しかし、現在の危機を考えると、そんな風に旅ができるのもずいぶんと先の話になりそうだ。旅行業界では、海外旅行は2023年まで正常化しないといわれている。ただ、それまでの間、世界中を駆け巡るオーストラリア人にとっては「トラベルバブル」が中間的なソリューションになるかもしれない。

トラベルバブルとは、国が国民の旅行の選択肢を広げるために他国と渡航協定を結んだ結果、形成されるゾーンのこと。協定を結んだ国々が概念としての一つの大きな泡(バブル)に入ることで、外界からのウイルス侵入を最小限に抑えながら、他国との行き来を再開することができる。ポストコロナの時代に観光業や他国との経済活動を順次再開させるため手段の一つとして注目されている。

世界の各地域で行われているトラベルバブルへの取り組みが、このコンセプトに見込みがあることを示唆している。5月15日、エストニア、ラトビア、リトアニアのバルト諸国が相互に国境を開放した。これは、新型コロナの大流行以降、国家間で結ばれた初めての排他的な渡航協定だ。この3国では、新型コロナウイルスの感染者数が合計でも4231人と近隣のEU加盟諸国よりも著しく少なかったため、慎重を期しながらも国境開放することができた。3国のトラベルバブル内に住む人はバブル内を以前のように移動できるようになった。バブルの外からこれらの国に到着した人にはこれまで通り、2週間の強制隔離期間が設定されている。

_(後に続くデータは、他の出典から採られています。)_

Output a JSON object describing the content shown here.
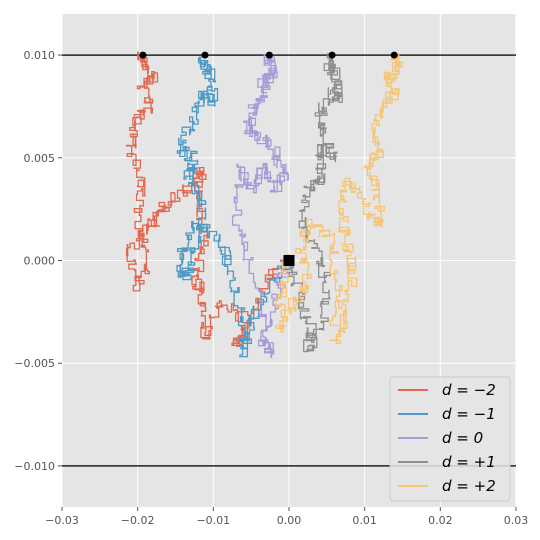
{
  "chart_data": {
    "type": "line",
    "style": "ggplot",
    "background": "#e5e5e5",
    "grid": true,
    "xlim": [
      -0.03,
      0.03
    ],
    "ylim": [
      -0.012,
      0.012
    ],
    "xticks": [
      "-0.03",
      "-0.02",
      "-0.01",
      "0.00",
      "0.01",
      "0.02",
      "0.03"
    ],
    "yticks": [
      "-0.010",
      "-0.005",
      "0.000",
      "0.005",
      "0.010"
    ],
    "xtick_values": [
      -0.03,
      -0.02,
      -0.01,
      0.0,
      0.01,
      0.02,
      0.03
    ],
    "ytick_values": [
      -0.01,
      -0.005,
      0.0,
      0.005,
      0.01
    ],
    "hlines": [
      0.01,
      -0.01
    ],
    "start_point": {
      "x": 0.0,
      "y": 0.0,
      "marker": "square",
      "color": "#000000"
    },
    "legend_position": "lower-right",
    "series": [
      {
        "name": "d = −2",
        "color": "#e2684f",
        "end": {
          "x": -0.0193,
          "y": 0.01
        },
        "path": [
          [
            0.0,
            0.0
          ],
          [
            -0.003,
            -0.001
          ],
          [
            -0.006,
            -0.0035
          ],
          [
            -0.007,
            -0.0042
          ],
          [
            -0.005,
            -0.003
          ],
          [
            -0.009,
            -0.002
          ],
          [
            -0.011,
            -0.0038
          ],
          [
            -0.0115,
            -0.0015
          ],
          [
            -0.0125,
            -0.001
          ],
          [
            -0.011,
            0.001
          ],
          [
            -0.012,
            0.003
          ],
          [
            -0.0115,
            0.0045
          ],
          [
            -0.0135,
            0.0035
          ],
          [
            -0.016,
            0.0028
          ],
          [
            -0.0175,
            0.002
          ],
          [
            -0.019,
            0.0015
          ],
          [
            -0.021,
            0.0005
          ],
          [
            -0.0205,
            -0.0012
          ],
          [
            -0.0185,
            0.0
          ],
          [
            -0.02,
            0.002
          ],
          [
            -0.0195,
            0.004
          ],
          [
            -0.021,
            0.0055
          ],
          [
            -0.0205,
            0.0068
          ],
          [
            -0.0185,
            0.0075
          ],
          [
            -0.0195,
            0.0088
          ],
          [
            -0.0178,
            0.009
          ],
          [
            -0.0193,
            0.0098
          ],
          [
            -0.0193,
            0.01
          ]
        ]
      },
      {
        "name": "d = −1",
        "color": "#4d9ac6",
        "end": {
          "x": -0.0111,
          "y": 0.01
        },
        "path": [
          [
            0.0,
            0.0
          ],
          [
            -0.003,
            -0.0015
          ],
          [
            -0.005,
            -0.003
          ],
          [
            -0.006,
            -0.0045
          ],
          [
            -0.0065,
            -0.002
          ],
          [
            -0.008,
            0.0
          ],
          [
            -0.0095,
            0.001
          ],
          [
            -0.012,
            0.0018
          ],
          [
            -0.014,
            0.0005
          ],
          [
            -0.0145,
            -0.0008
          ],
          [
            -0.013,
            -0.0005
          ],
          [
            -0.012,
            0.001
          ],
          [
            -0.0115,
            0.003
          ],
          [
            -0.0135,
            0.004
          ],
          [
            -0.0125,
            0.005
          ],
          [
            -0.0145,
            0.0055
          ],
          [
            -0.0128,
            0.0068
          ],
          [
            -0.0115,
            0.0082
          ],
          [
            -0.01,
            0.0078
          ],
          [
            -0.0102,
            0.009
          ],
          [
            -0.0115,
            0.0095
          ],
          [
            -0.0111,
            0.01
          ]
        ]
      },
      {
        "name": "d = 0",
        "color": "#a89ad9",
        "end": {
          "x": -0.0026,
          "y": 0.01
        },
        "path": [
          [
            0.0,
            0.0
          ],
          [
            -0.002,
            -0.002
          ],
          [
            -0.0035,
            -0.004
          ],
          [
            -0.0025,
            -0.0045
          ],
          [
            -0.004,
            -0.002
          ],
          [
            -0.0055,
            0.0005
          ],
          [
            -0.007,
            0.002
          ],
          [
            -0.0065,
            0.0045
          ],
          [
            -0.005,
            0.0035
          ],
          [
            -0.0035,
            0.0045
          ],
          [
            -0.002,
            0.0035
          ],
          [
            -0.0005,
            0.0042
          ],
          [
            -0.002,
            0.0055
          ],
          [
            -0.004,
            0.006
          ],
          [
            -0.0055,
            0.0065
          ],
          [
            -0.0045,
            0.0075
          ],
          [
            -0.003,
            0.008
          ],
          [
            -0.0035,
            0.0088
          ],
          [
            -0.002,
            0.009
          ],
          [
            -0.0026,
            0.0097
          ],
          [
            -0.0026,
            0.01
          ]
        ]
      },
      {
        "name": "d = +1",
        "color": "#8f8f8f",
        "end": {
          "x": 0.0057,
          "y": 0.01
        },
        "path": [
          [
            0.0,
            0.0
          ],
          [
            0.0015,
            -0.002
          ],
          [
            0.003,
            -0.0035
          ],
          [
            0.0025,
            -0.0045
          ],
          [
            0.0045,
            -0.003
          ],
          [
            0.005,
            -0.001
          ],
          [
            0.0035,
            0.0005
          ],
          [
            0.002,
            0.002
          ],
          [
            0.0025,
            0.0035
          ],
          [
            0.0045,
            0.004
          ],
          [
            0.004,
            0.0055
          ],
          [
            0.006,
            0.005
          ],
          [
            0.0045,
            0.0062
          ],
          [
            0.004,
            0.0072
          ],
          [
            0.0055,
            0.0082
          ],
          [
            0.0065,
            0.0078
          ],
          [
            0.0062,
            0.009
          ],
          [
            0.0052,
            0.0095
          ],
          [
            0.0057,
            0.01
          ]
        ]
      },
      {
        "name": "d = +2",
        "color": "#f6c575",
        "end": {
          "x": 0.0139,
          "y": 0.01
        },
        "path": [
          [
            0.0,
            0.0
          ],
          [
            -0.001,
            -0.0018
          ],
          [
            -0.0015,
            -0.0035
          ],
          [
            0.0005,
            -0.002
          ],
          [
            0.0025,
            -0.001
          ],
          [
            0.0015,
            0.0005
          ],
          [
            0.0025,
            0.0018
          ],
          [
            0.0055,
            0.001
          ],
          [
            0.0065,
            -0.0015
          ],
          [
            0.006,
            -0.004
          ],
          [
            0.0075,
            -0.0025
          ],
          [
            0.0085,
            -0.0005
          ],
          [
            0.0075,
            0.001
          ],
          [
            0.007,
            0.0025
          ],
          [
            0.0075,
            0.0038
          ],
          [
            0.0095,
            0.0032
          ],
          [
            0.011,
            0.0022
          ],
          [
            0.0125,
            0.0018
          ],
          [
            0.0115,
            0.0035
          ],
          [
            0.0105,
            0.0045
          ],
          [
            0.012,
            0.0055
          ],
          [
            0.011,
            0.0065
          ],
          [
            0.0125,
            0.0075
          ],
          [
            0.014,
            0.0082
          ],
          [
            0.0132,
            0.009
          ],
          [
            0.0145,
            0.0095
          ],
          [
            0.0139,
            0.01
          ]
        ]
      }
    ],
    "legend": [
      {
        "label": "d = −2",
        "color": "#e2684f"
      },
      {
        "label": "d = −1",
        "color": "#4d9ac6"
      },
      {
        "label": "d = 0",
        "color": "#a89ad9"
      },
      {
        "label": "d = +1",
        "color": "#8f8f8f"
      },
      {
        "label": "d = +2",
        "color": "#f6c575"
      }
    ]
  }
}
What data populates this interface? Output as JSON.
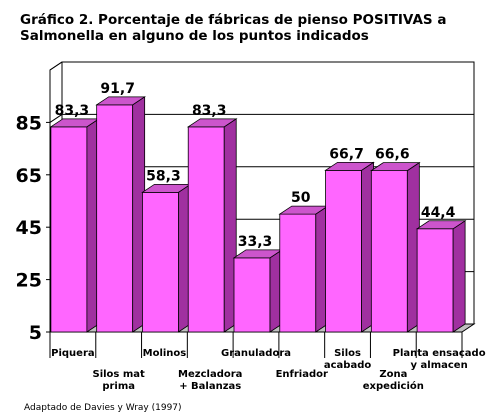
{
  "chart_data": {
    "type": "bar",
    "title_lines": [
      "Gráfico 2. Porcentaje de fábricas de pienso POSITIVAS a",
      "Salmonella en alguno de los puntos indicados"
    ],
    "categories": [
      [
        "Piquera"
      ],
      [
        "Silos mat",
        "prima"
      ],
      [
        "Molinos"
      ],
      [
        "Mezcladora",
        "+ Balanzas"
      ],
      [
        "Granuladora"
      ],
      [
        "Enfriador"
      ],
      [
        "Silos",
        "acabado"
      ],
      [
        "Zona",
        "expedición"
      ],
      [
        "Planta ensacado",
        "y almacen"
      ]
    ],
    "values": [
      83.3,
      91.7,
      58.3,
      83.3,
      33.3,
      50,
      66.7,
      66.6,
      44.4
    ],
    "value_labels": [
      "83,3",
      "91,7",
      "58,3",
      "83,3",
      "33,3",
      "50",
      "66,7",
      "66,6",
      "44,4"
    ],
    "yticks": [
      5,
      25,
      45,
      65,
      85
    ],
    "ylim": [
      5,
      105
    ],
    "grid": true,
    "bar_color": "#FF66FF",
    "bar_side_color": "#A030A0",
    "bar_top_color": "#CC55CC",
    "source_note": "Adaptado de Davies y Wray (1997)"
  }
}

ドイツの首相メルケルは、EUのシェンゲン協定加盟国において、6月15日(月)に国境制限の解除できることを期待していると表明している。北半球の夏の観光シーズンが近づくにつれ、ヨーロッパの多くの国が観光客をしきりに歓迎している動きの表れだ。

アジア太平洋地域では、オーストラリアとニュージーランドがすでに、タスマン海をまたいだトラベルバブルを形成する構想を打ち出している。両国とも感染者数は比較的少なく、両国間で行き来できることは、ぞれぞれの住民が互いの国の自然の恵みを探求する機会を与え、コロナ禍以降の観光業やホスピタリティ産業に経済回復のチャンスを与えることにつながる。トラベルバブルの運用が開始されると、オーストラリアとニュージーランドの市民は、今はどちらの国も続けている14日間の強制隔離期間を経ることなく、両国間を行き来できるようになる。また予防対策として、空港での体温チェックのように、飛行中や空港内での厳格な衛生管理がさまざま導入されるだろう。

しかし、このようなオーストラリアとニュージーランド間のトラベルバブルがいつ形成されるかについては、まだ不明だ。最も早い可能性が、冬の始まりごろといわれている。うまくいけば、サウスアイランドのスキー場で最高のパウダースノーを満喫するには間に合うだろう。5月15日、ニュージーランドのアーダーン首相は、タスマン海を越える旅行ができるようになるのは数週間先になるだろうと述べた。オーストラリアのモリソン首相は、規制を徐々に撤廃していく3段階プロセスの中で、ニュージーランドへの旅行については最終段階に含めている。しかし、その段階の実施は7月になる見込み。

幸運なことに、オーストラリアには、ニュージーランドへ渡航が可能になるまでに、行くべき旅の目的地が多くある。シドニーから日帰りでも、自然の驚異を体験することが可能だ。カヤックなど、今までに楽しんだことのない方法で街を楽しむのも悪くないのかもしれない。